Sauté vegetables like bell peppers, broccoli, carrots, and mushrooms in vegetable broth or water. Season with herbs, spices, and a dash of low-sodium soy sauce for flavor.
Roast sweet potatoes in the oven until tender. Top with black beans, salsa, chopped tomatoes, and a dollop of non-fat Greek yogurt for a satisfying meal.
Prepare quinoa and toss it with diced cucumbers, tomatoes, red onions, fresh herbs (like parsley or cilantro), and a squeeze of lemon or lime juice for a zesty flavor.
Cook beans (black beans, kidney beans, or pinto beans) with tomatoes, onions, garlic, chili powder, cumin, and a bit of vegetable broth for a hearty and filling chili.
Fill halved bell peppers with a mix of cooked brown rice or quinoa, black beans, corn, diced tomatoes, and spices.

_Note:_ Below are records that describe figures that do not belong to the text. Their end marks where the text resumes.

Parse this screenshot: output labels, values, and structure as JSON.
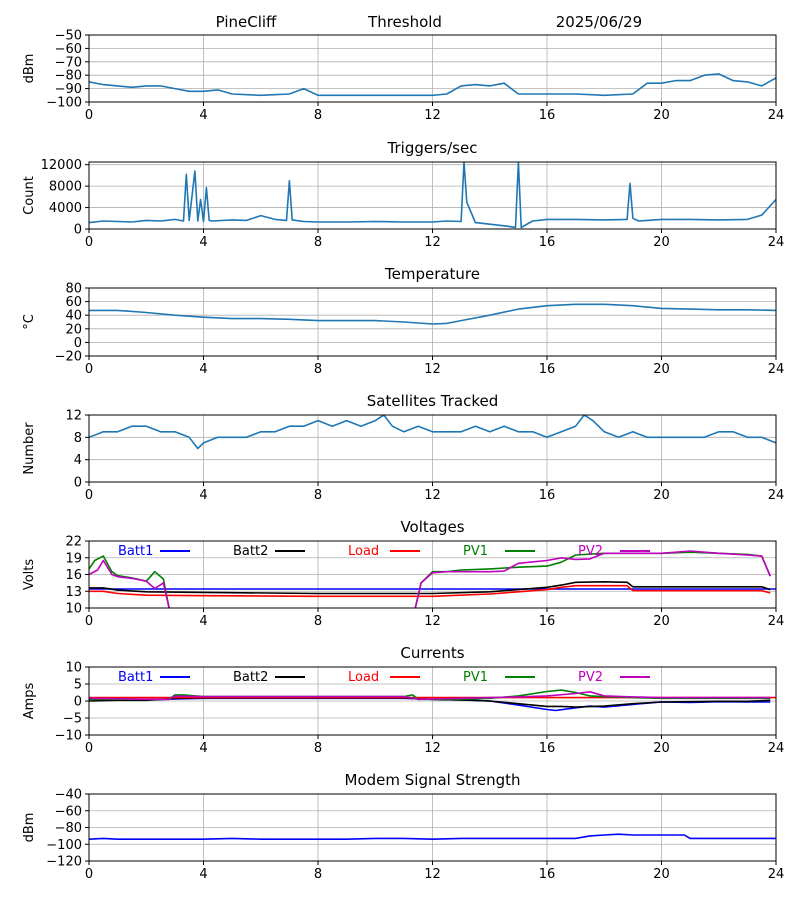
{
  "header": {
    "site": "PineCliff",
    "mode": "Threshold",
    "date": "2025/06/29"
  },
  "chart_data": [
    {
      "id": "signal",
      "type": "line",
      "title": "",
      "ylabel": "dBm",
      "xlim": [
        0,
        24
      ],
      "ylim": [
        -100,
        -50
      ],
      "xticks": [
        0,
        4,
        8,
        12,
        16,
        20,
        24
      ],
      "yticks": [
        -100,
        -90,
        -80,
        -70,
        -60,
        -50
      ],
      "grid": true,
      "series": [
        {
          "color": "#1f77b4",
          "x": [
            0,
            0.5,
            1,
            1.5,
            2,
            2.5,
            3,
            3.5,
            4,
            4.5,
            5,
            6,
            7,
            7.5,
            8,
            9,
            10,
            11,
            12,
            12.5,
            13,
            13.5,
            14,
            14.5,
            15,
            15.5,
            16,
            17,
            18,
            19,
            19.5,
            20,
            20.5,
            21,
            21.5,
            22,
            22.5,
            23,
            23.5,
            24
          ],
          "y": [
            -85,
            -87,
            -88,
            -89,
            -88,
            -88,
            -90,
            -92,
            -92,
            -91,
            -94,
            -95,
            -94,
            -90,
            -95,
            -95,
            -95,
            -95,
            -95,
            -94,
            -88,
            -87,
            -88,
            -86,
            -94,
            -94,
            -94,
            -94,
            -95,
            -94,
            -86,
            -86,
            -84,
            -84,
            -80,
            -79,
            -84,
            -85,
            -88,
            -82
          ]
        }
      ]
    },
    {
      "id": "triggers",
      "type": "line",
      "title": "Triggers/sec",
      "ylabel": "Count",
      "xlim": [
        0,
        24
      ],
      "ylim": [
        0,
        12500
      ],
      "xticks": [
        0,
        4,
        8,
        12,
        16,
        20,
        24
      ],
      "yticks": [
        0,
        4000,
        8000,
        12000
      ],
      "grid": true,
      "series": [
        {
          "color": "#1f77b4",
          "x": [
            0,
            0.5,
            1,
            1.5,
            2,
            2.5,
            3,
            3.3,
            3.4,
            3.5,
            3.7,
            3.8,
            3.9,
            4,
            4.1,
            4.2,
            4.3,
            5,
            5.5,
            6,
            6.5,
            6.9,
            7.0,
            7.1,
            7.5,
            8,
            9,
            10,
            11,
            12,
            12.5,
            13.0,
            13.1,
            13.2,
            13.5,
            14,
            14.5,
            14.9,
            15.0,
            15.1,
            15.5,
            16,
            17,
            18,
            18.8,
            18.9,
            19.0,
            19.2,
            19.5,
            20,
            21,
            22,
            23,
            23.5,
            24
          ],
          "y": [
            1200,
            1500,
            1400,
            1300,
            1600,
            1500,
            1800,
            1500,
            10200,
            1600,
            10800,
            1500,
            5500,
            1400,
            7700,
            1600,
            1500,
            1700,
            1600,
            2500,
            1800,
            1600,
            9000,
            1700,
            1400,
            1300,
            1300,
            1400,
            1300,
            1300,
            1500,
            1400,
            12500,
            5000,
            1200,
            900,
            600,
            300,
            12500,
            300,
            1500,
            1800,
            1800,
            1700,
            1800,
            8500,
            2000,
            1500,
            1600,
            1800,
            1800,
            1700,
            1800,
            2600,
            5500
          ]
        }
      ]
    },
    {
      "id": "temperature",
      "type": "line",
      "title": "Temperature",
      "ylabel": "°C",
      "xlim": [
        0,
        24
      ],
      "ylim": [
        -20,
        80
      ],
      "xticks": [
        0,
        4,
        8,
        12,
        16,
        20,
        24
      ],
      "yticks": [
        -20,
        0,
        20,
        40,
        60,
        80
      ],
      "grid": true,
      "series": [
        {
          "color": "#1f77b4",
          "x": [
            0,
            1,
            2,
            3,
            4,
            5,
            6,
            7,
            8,
            9,
            10,
            11,
            12,
            12.5,
            13,
            14,
            15,
            16,
            17,
            18,
            19,
            20,
            21,
            22,
            23,
            24
          ],
          "y": [
            47,
            47,
            44,
            40,
            37,
            35,
            35,
            34,
            32,
            32,
            32,
            30,
            27,
            28,
            32,
            40,
            49,
            54,
            56,
            56,
            54,
            50,
            49,
            48,
            48,
            47
          ]
        }
      ]
    },
    {
      "id": "satellites",
      "type": "line",
      "title": "Satellites Tracked",
      "ylabel": "Number",
      "xlim": [
        0,
        24
      ],
      "ylim": [
        0,
        12
      ],
      "xticks": [
        0,
        4,
        8,
        12,
        16,
        20,
        24
      ],
      "yticks": [
        0,
        4,
        8,
        12
      ],
      "grid": true,
      "series": [
        {
          "color": "#1f77b4",
          "x": [
            0,
            0.5,
            1,
            1.5,
            2,
            2.5,
            3,
            3.5,
            3.8,
            4,
            4.5,
            5,
            5.5,
            6,
            6.5,
            7,
            7.5,
            8,
            8.5,
            9,
            9.5,
            10,
            10.3,
            10.6,
            11,
            11.5,
            12,
            12.5,
            13,
            13.5,
            14,
            14.5,
            15,
            15.5,
            16,
            16.5,
            17,
            17.3,
            17.6,
            18,
            18.5,
            19,
            19.5,
            20,
            20.5,
            21,
            21.5,
            22,
            22.5,
            23,
            23.5,
            24
          ],
          "y": [
            8,
            9,
            9,
            10,
            10,
            9,
            9,
            8,
            6,
            7,
            8,
            8,
            8,
            9,
            9,
            10,
            10,
            11,
            10,
            11,
            10,
            11,
            12,
            10,
            9,
            10,
            9,
            9,
            9,
            10,
            9,
            10,
            9,
            9,
            8,
            9,
            10,
            12,
            11,
            9,
            8,
            9,
            8,
            8,
            8,
            8,
            8,
            9,
            9,
            8,
            8,
            7
          ]
        }
      ]
    },
    {
      "id": "voltages",
      "type": "line",
      "title": "Voltages",
      "ylabel": "Volts",
      "xlim": [
        0,
        24
      ],
      "ylim": [
        10,
        22
      ],
      "xticks": [
        0,
        4,
        8,
        12,
        16,
        20,
        24
      ],
      "yticks": [
        10,
        13,
        16,
        19,
        22
      ],
      "grid": true,
      "series": [
        {
          "name": "Batt1",
          "color": "#0000ff",
          "x": [
            0,
            24
          ],
          "y": [
            13.4,
            13.4
          ]
        },
        {
          "name": "Batt2",
          "color": "#000000",
          "x": [
            0,
            0.5,
            1,
            2,
            4,
            8,
            10,
            12,
            14,
            15,
            16,
            16.5,
            17,
            18,
            18.8,
            19,
            20,
            22,
            23.5,
            23.8
          ],
          "y": [
            13.6,
            13.6,
            13.2,
            12.9,
            12.8,
            12.6,
            12.6,
            12.6,
            12.9,
            13.3,
            13.7,
            14.1,
            14.6,
            14.7,
            14.6,
            13.8,
            13.8,
            13.8,
            13.8,
            13.3
          ]
        },
        {
          "name": "Load",
          "color": "#ff0000",
          "x": [
            0,
            0.5,
            1,
            2,
            4,
            8,
            10,
            12,
            14,
            15,
            16,
            16.5,
            17,
            18,
            18.8,
            19,
            20,
            22,
            23.5,
            23.8
          ],
          "y": [
            13.0,
            13.0,
            12.6,
            12.3,
            12.2,
            12.1,
            12.1,
            12.1,
            12.5,
            12.9,
            13.3,
            13.7,
            14.0,
            14.0,
            14.0,
            13.1,
            13.1,
            13.1,
            13.1,
            12.7
          ]
        },
        {
          "name": "PV1",
          "color": "#008000",
          "x": [
            0,
            0.2,
            0.5,
            0.8,
            1,
            1.5,
            2,
            2.3,
            2.6,
            2.8,
            null,
            11.4,
            11.6,
            12,
            12.5,
            13,
            14,
            15,
            16,
            16.5,
            17,
            18,
            19,
            20,
            21,
            22,
            23,
            23.5,
            23.8
          ],
          "y": [
            17,
            18.5,
            19.3,
            16.5,
            15.8,
            15.4,
            14.8,
            16.5,
            15.2,
            10,
            null,
            10,
            14.5,
            16.5,
            16.5,
            16.8,
            17.0,
            17.3,
            17.5,
            18.2,
            19.5,
            19.8,
            19.8,
            19.8,
            20.0,
            19.8,
            19.6,
            19.3,
            15.7
          ]
        },
        {
          "name": "PV2",
          "color": "#bf00bf",
          "x": [
            0,
            0.3,
            0.5,
            0.8,
            1,
            1.5,
            2,
            2.3,
            2.6,
            2.8,
            null,
            11.4,
            11.6,
            12,
            12.5,
            13,
            14,
            14.5,
            15,
            16,
            16.5,
            17,
            17.5,
            18,
            19,
            20,
            21,
            22,
            23,
            23.5,
            23.8
          ],
          "y": [
            16.0,
            16.8,
            18.5,
            16.0,
            15.6,
            15.3,
            14.8,
            13.5,
            14.5,
            10,
            null,
            10,
            14.5,
            16.3,
            16.5,
            16.5,
            16.5,
            16.6,
            18.0,
            18.5,
            19.0,
            18.7,
            18.8,
            19.8,
            19.8,
            19.8,
            20.2,
            19.8,
            19.5,
            19.3,
            15.7
          ]
        }
      ]
    },
    {
      "id": "currents",
      "type": "line",
      "title": "Currents",
      "ylabel": "Amps",
      "xlim": [
        0,
        24
      ],
      "ylim": [
        -10,
        10
      ],
      "xticks": [
        0,
        4,
        8,
        12,
        16,
        20,
        24
      ],
      "yticks": [
        -10,
        -5,
        0,
        5,
        10
      ],
      "grid": true,
      "series": [
        {
          "name": "Batt1",
          "color": "#0000ff",
          "x": [
            0,
            1,
            2,
            3,
            4,
            8,
            11,
            12,
            13,
            14,
            15,
            16,
            16.3,
            17,
            17.5,
            18,
            19,
            20,
            21,
            22,
            23,
            23.8
          ],
          "y": [
            0.5,
            0.4,
            0.3,
            0.6,
            0.8,
            0.8,
            0.8,
            0.5,
            0.3,
            0.0,
            -1.2,
            -2.5,
            -2.8,
            -2.0,
            -1.5,
            -1.8,
            -1.0,
            -0.3,
            -0.4,
            -0.2,
            -0.3,
            -0.3
          ]
        },
        {
          "name": "Batt2",
          "color": "#000000",
          "x": [
            0,
            1,
            2,
            3,
            4,
            8,
            11,
            12,
            13,
            14,
            15,
            16,
            16.5,
            17,
            18,
            19,
            20,
            21,
            22,
            23,
            23.8
          ],
          "y": [
            0.0,
            0.2,
            0.2,
            0.8,
            0.9,
            0.9,
            0.9,
            0.5,
            0.3,
            0.0,
            -0.8,
            -1.6,
            -1.6,
            -1.8,
            -1.5,
            -0.8,
            -0.3,
            -0.2,
            -0.1,
            -0.1,
            0.2
          ]
        },
        {
          "name": "Load",
          "color": "#ff0000",
          "x": [
            0,
            24
          ],
          "y": [
            1.0,
            1.0
          ]
        },
        {
          "name": "PV1",
          "color": "#008000",
          "x": [
            0,
            2,
            2.8,
            3.0,
            3.3,
            4,
            8,
            11,
            11.3,
            11.5,
            12,
            13,
            14,
            15,
            16,
            16.5,
            17,
            17.5,
            18,
            19,
            20,
            22,
            23.8
          ],
          "y": [
            0.5,
            0.5,
            0.5,
            1.8,
            1.8,
            1.3,
            1.3,
            1.3,
            1.8,
            0.5,
            0.5,
            0.5,
            0.8,
            1.5,
            2.8,
            3.2,
            2.5,
            1.5,
            1.3,
            1.0,
            0.8,
            0.8,
            0.8
          ]
        },
        {
          "name": "PV2",
          "color": "#bf00bf",
          "x": [
            0,
            2,
            2.8,
            3.0,
            4,
            8,
            11,
            11.5,
            12,
            13,
            14,
            15,
            16,
            17,
            17.5,
            18,
            19,
            20,
            22,
            23.8
          ],
          "y": [
            0.8,
            0.5,
            0.5,
            1.4,
            1.3,
            1.3,
            1.3,
            0.5,
            0.6,
            0.8,
            1.0,
            1.2,
            1.5,
            2.2,
            2.7,
            1.5,
            1.2,
            1.0,
            1.0,
            1.0
          ]
        }
      ]
    },
    {
      "id": "modem",
      "type": "line",
      "title": "Modem Signal Strength",
      "ylabel": "dBm",
      "xlim": [
        0,
        24
      ],
      "ylim": [
        -120,
        -40
      ],
      "xticks": [
        0,
        4,
        8,
        12,
        16,
        20,
        24
      ],
      "yticks": [
        -120,
        -100,
        -80,
        -60,
        -40
      ],
      "grid": true,
      "series": [
        {
          "color": "#0000ff",
          "x": [
            0,
            0.5,
            1,
            2,
            3,
            4,
            5,
            6,
            7,
            8,
            9,
            10,
            11,
            12,
            13,
            14,
            15,
            16,
            17,
            17.5,
            18,
            18.5,
            19,
            20,
            20.8,
            21,
            22,
            23,
            24
          ],
          "y": [
            -94,
            -93,
            -94,
            -94,
            -94,
            -94,
            -93,
            -94,
            -94,
            -94,
            -94,
            -93,
            -93,
            -94,
            -93,
            -93,
            -93,
            -93,
            -93,
            -90,
            -89,
            -88,
            -89,
            -89,
            -89,
            -93,
            -93,
            -93,
            -93
          ]
        }
      ]
    }
  ]
}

Bake until peppers are tender.
Use lettuce leaves or collard greens as wraps and fill them with hummus, shredded carrots, cucumber slices, avocado, and sprouts for a crunchy, flavorful meal.
Simmer vegetables like onions, celery, carrots, and spinach in a pot with vegetable broth and herbs until tender. Season to taste and enjoy a comforting bowl of soup.
Make falafel using chickpeas, onion, garlic, parsley, and spices. Bake in the oven until golden brown and serve with a side salad or in a whole-grain pita with fresh vegetables.